イギリス出身の先達、クリストファー・ノーランダニー・ボイルの才能に例えられてのデビューを果たしたのが、イングランドから登場したJ・ブレイクソンだ。英国産洞窟ホラーの続編『ディセント2』の共同脚本などで知られる人だが、自らのオリジナル脚本を映画化した『アリス・クリードの失踪』は、登場人物がたった三人(犯人のマーティン・コムストンとエディ・マーサン、被害者のジェマ・アータートン)という狭い枠組の中で繰り広げられる密室サスペンス系犯罪劇である。
監禁場所の設営にはじまって、アータートンを拉致誘拐して、アジトのベッドに縛り付け、脅迫状を送信するまでを一気に見せる冒頭からのたたみかけが素晴らしい。
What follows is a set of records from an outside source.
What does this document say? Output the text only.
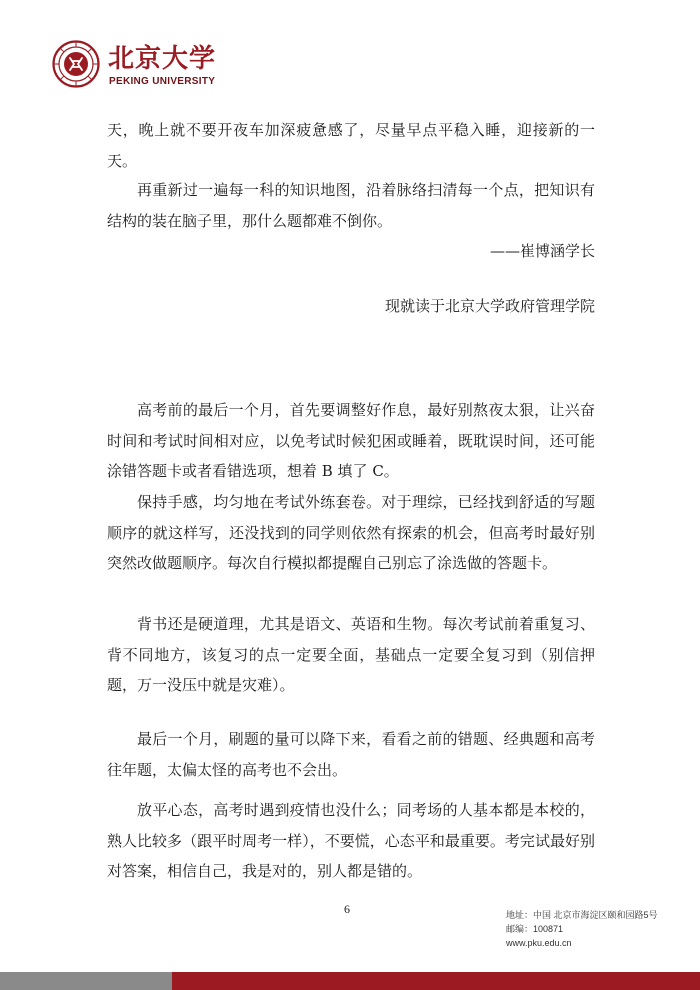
北京大学
PEKING UNIVERSITY

天，晚上就不要开夜车加深疲惫感了，尽量早点平稳入睡，迎接新的一天。

再重新过一遍每一科的知识地图，沿着脉络扫清每一个点，把知识有结构的装在脑子里，那什么题都难不倒你。

——崔博涵学长
现就读于北京大学政府管理学院

高考前的最后一个月，首先要调整好作息，最好别熬夜太狠，让兴奋时间和考试时间相对应，以免考试时候犯困或睡着，既耽误时间，还可能涂错答题卡或者看错选项，想着 B 填了 C。

保持手感，均匀地在考试外练套卷。对于理综，已经找到舒适的写题顺序的就这样写，还没找到的同学则依然有探索的机会，但高考时最好别突然改做题顺序。每次自行模拟都提醒自己别忘了涂选做的答题卡。

背书还是硬道理，尤其是语文、英语和生物。每次考试前着重复习、背不同地方，该复习的点一定要全面，基础点一定要全复习到（别信押题，万一没压中就是灾难）。

最后一个月，刷题的量可以降下来，看看之前的错题、经典题和高考往年题，太偏太怪的高考也不会出。

放平心态，高考时遇到疫情也没什么；同考场的人基本都是本校的，熟人比较多（跟平时周考一样），不要慌，心态平和最重要。考完试最好别对答案，相信自己，我是对的，别人都是错的。

6	地址：中国 北京市海淀区颐和园路5号
邮编：100871
www.pku.edu.cn
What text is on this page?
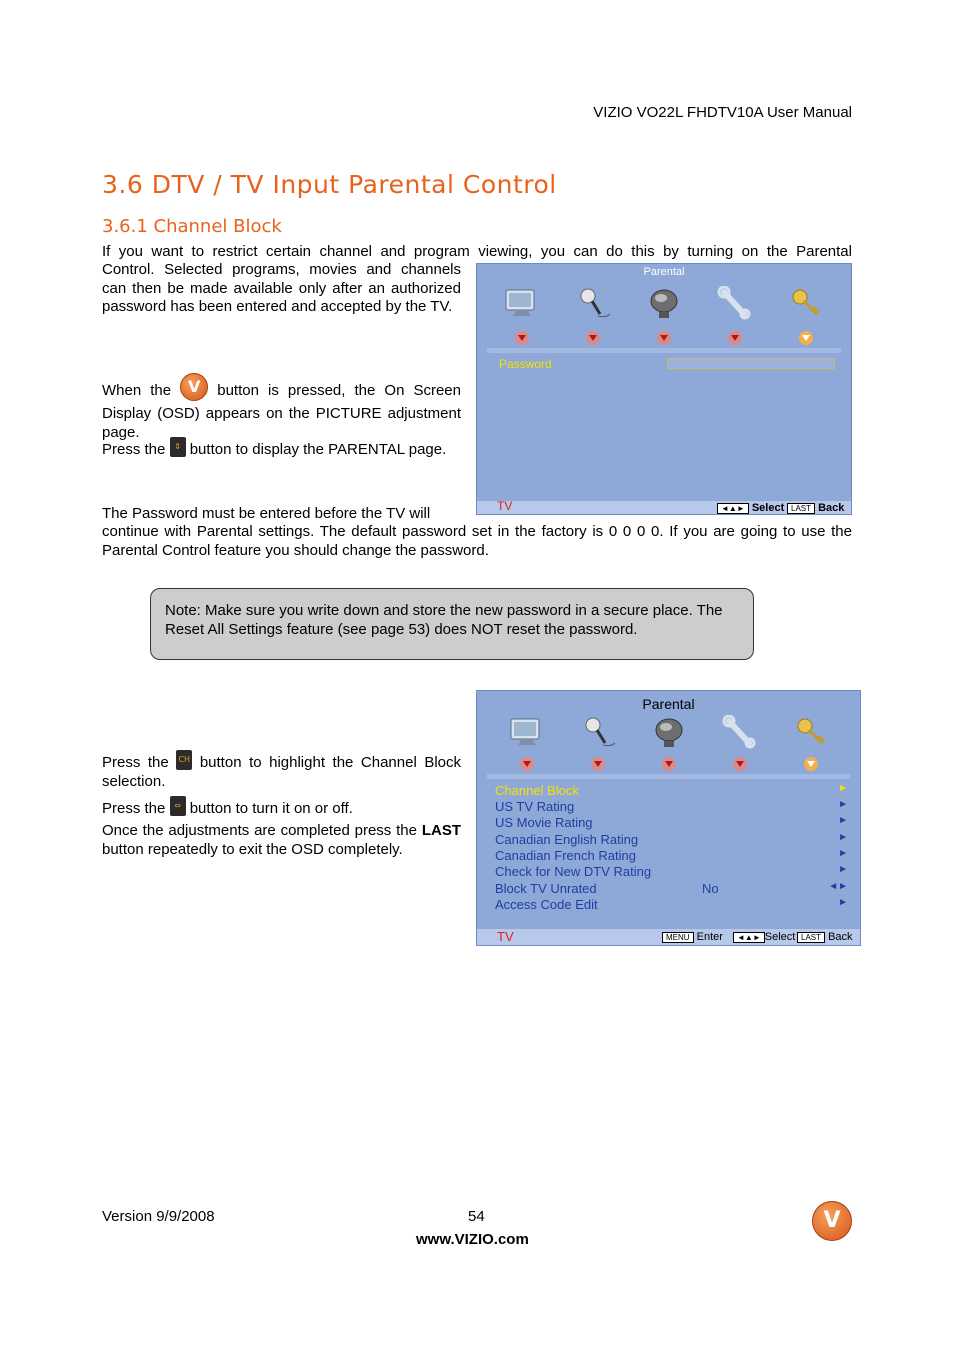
VIZIO VO22L FHDTV10A User Manual
3.6 DTV / TV Input Parental Control
3.6.1 Channel Block
If you want to restrict certain channel and program viewing, you can do this by turning on the Parental
Control. Selected programs, movies and channels can then be made available only after an authorized password has been entered and accepted by the TV.
When the V	button is pressed, the On Screen Display (OSD) appears on the PICTURE adjustment page.
Press the ⇕ button to display the PARENTAL page.
The Password must be entered before the TV will
continue with Parental settings. The default password set in the factory is 0 0 0 0. If you are going to use the Parental Control feature you should change the password.
Note: Make sure you write down and store the new password in a secure place. The Reset All Settings feature (see page 53) does NOT reset the password.
Parental
Password
TV	◄▲► Select LAST Back
Press the CH button to highlight the Channel Block selection.
Press the ⇔ button to turn it on or off.
Once the adjustments are completed press the LAST button repeatedly to exit the OSD completely.
Parental
Channel Block	►
US TV Rating	►
US Movie Rating	►
Canadian English Rating	►
Canadian French Rating	►
Check for New DTV Rating	►
Block TV Unrated	No	◄►
Access Code Edit	►
TV	MENU Enter	◄▲► Select LAST Back
Version 9/9/2008	54
www.VIZIO.com
V
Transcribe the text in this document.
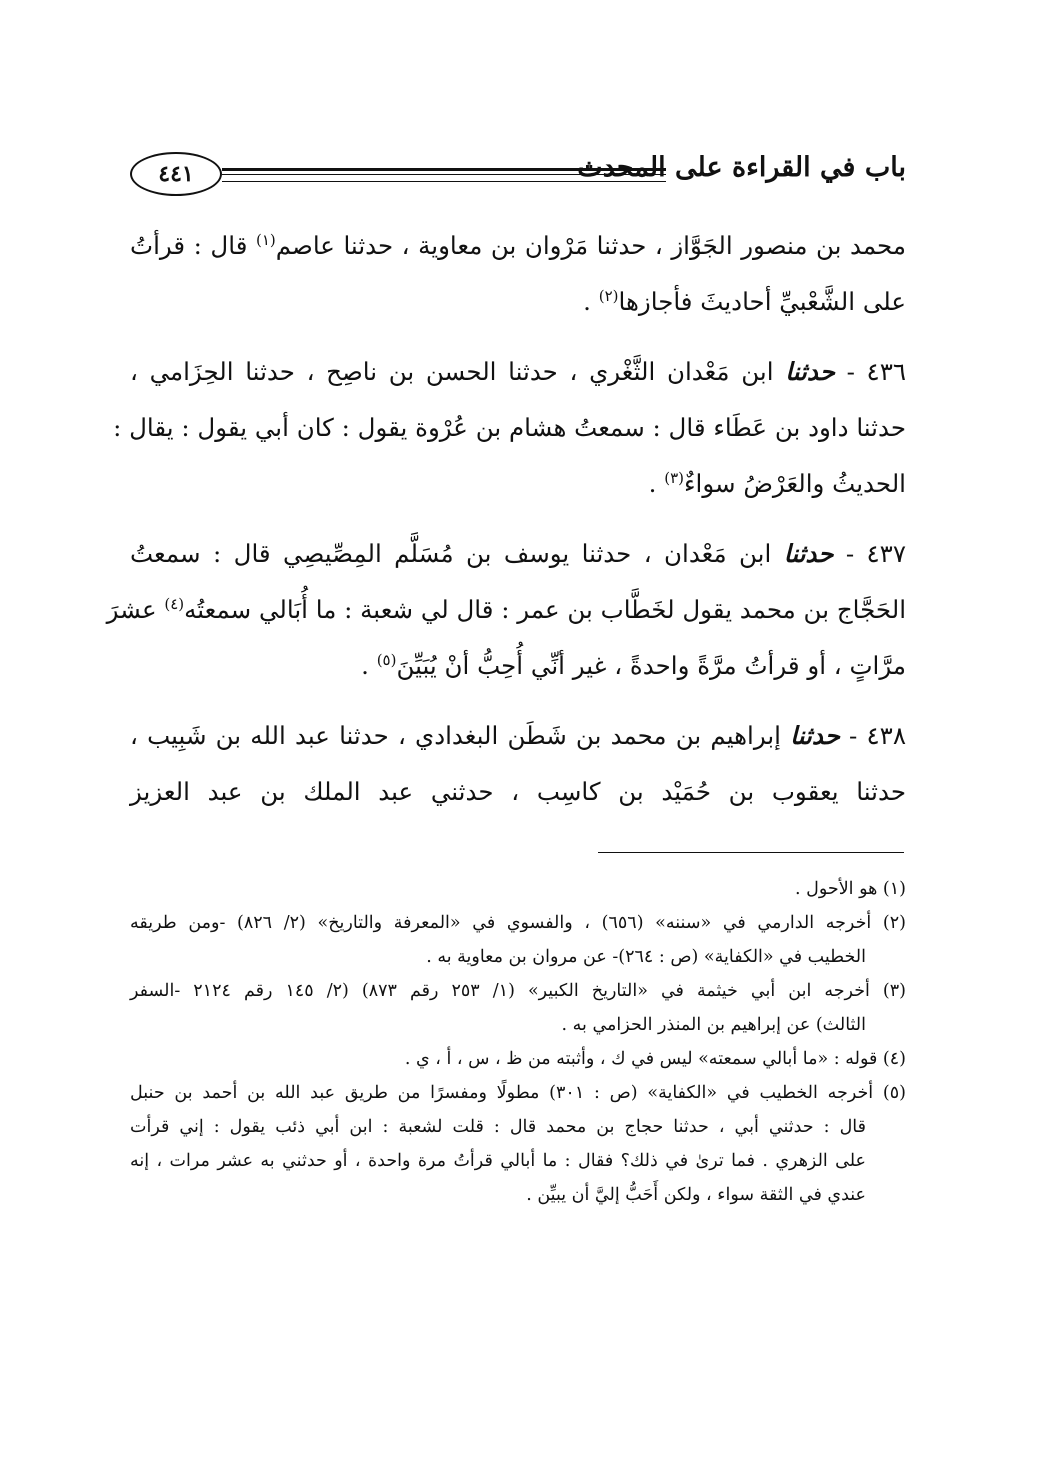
٤٤١	باب في القراءة على المحدث
محمد بن منصور الجَوَّاز ، حدثنا مَرْوان بن معاوية ، حدثنا عاصم$^{(١)}$ قال : قرأتُ
على الشَّعْبيِّ أحاديثَ فأجازها$^{(٢)}$ .
٤٣٦ - حدثنا ابن مَعْدان الثَّغْري ، حدثنا الحسن بن ناصِح ، حدثنا الحِزَامي ،
حدثنا داود بن عَطَاء قال : سمعتُ هشام بن عُرْوة يقول : كان أبي يقول : يقال :
الحديثُ والعَرْضُ سواءٌ$^{(٣)}$ .
٤٣٧ - حدثنا ابن مَعْدان ، حدثنا يوسف بن مُسَلَّم المِصِّيصِي قال : سمعتُ
الحَجَّاج بن محمد يقول لخَطَّاب بن عمر : قال لي شعبة : ما أُبَالي سمعتُه$^{(٤)}$ عشرَ
مرَّاتٍ ، أو قرأتُ مرَّةً واحدةً ، غير أنِّي أُحِبُّ أنْ يُبَيِّنَ$^{(٥)}$ .
٤٣٨ - حدثنا إبراهيم بن محمد بن شَطَن البغدادي ، حدثنا عبد الله بن شَبِيب ،
حدثنا يعقوب بن حُمَيْد بن كاسِب ، حدثني عبد الملك بن عبد العزيز
(١) هو الأحول .
(٢) أخرجه الدارمي في «سننه» (٦٥٦) ، والفسوي في «المعرفة والتاريخ» (٢/ ٨٢٦) -ومن طريقه
الخطيب في «الكفاية» (ص : ٢٦٤)- عن مروان بن معاوية به .
(٣) أخرجه ابن أبي خيثمة في «التاريخ الكبير» (١/ ٢٥٣ رقم ٨٧٣) (٢/ ١٤٥ رقم ٢١٢٤ -السفر
الثالث) عن إبراهيم بن المنذر الحزامي به .
(٤) قوله : «ما أبالي سمعته» ليس في ك ، وأثبته من ظ ، س ، أ ، ي .
(٥) أخرجه الخطيب في «الكفاية» (ص : ٣٠١) مطولًا ومفسرًا من طريق عبد الله بن أحمد بن حنبل
قال : حدثني أبي ، حدثنا حجاج بن محمد قال : قلت لشعبة : ابن أبي ذئب يقول : إني قرأت
على الزهري . فما ترىٰ في ذلك؟ فقال : ما أبالي قرأتُ مرة واحدة ، أو حدثني به عشر مرات ، إنه
عندي في الثقة سواء ، ولكن أَحَبُّ إليَّ أن يبيِّن .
暴力の香り、ヒリヒリするような緊張感、そしてエロチシズムまでもが、スピーディな展開の中に充満しているからだ。しかし、そこでいったんペースダウンするや、物語はややこう着状態に陥ってしまう。犯人コンビの愛憎劇や、犯人と被害者の立場が主従逆転する展開など、それなりに面白く作られてはいるのだが、どこか既視感のようなものがついてまわり、序盤の興奮とスリルも二度と帰ってはこない。ただし、タイトルの絶妙なネーミングと、その意味するところが突然腑に落ちる幕切れのワンシーンはあっぱれ。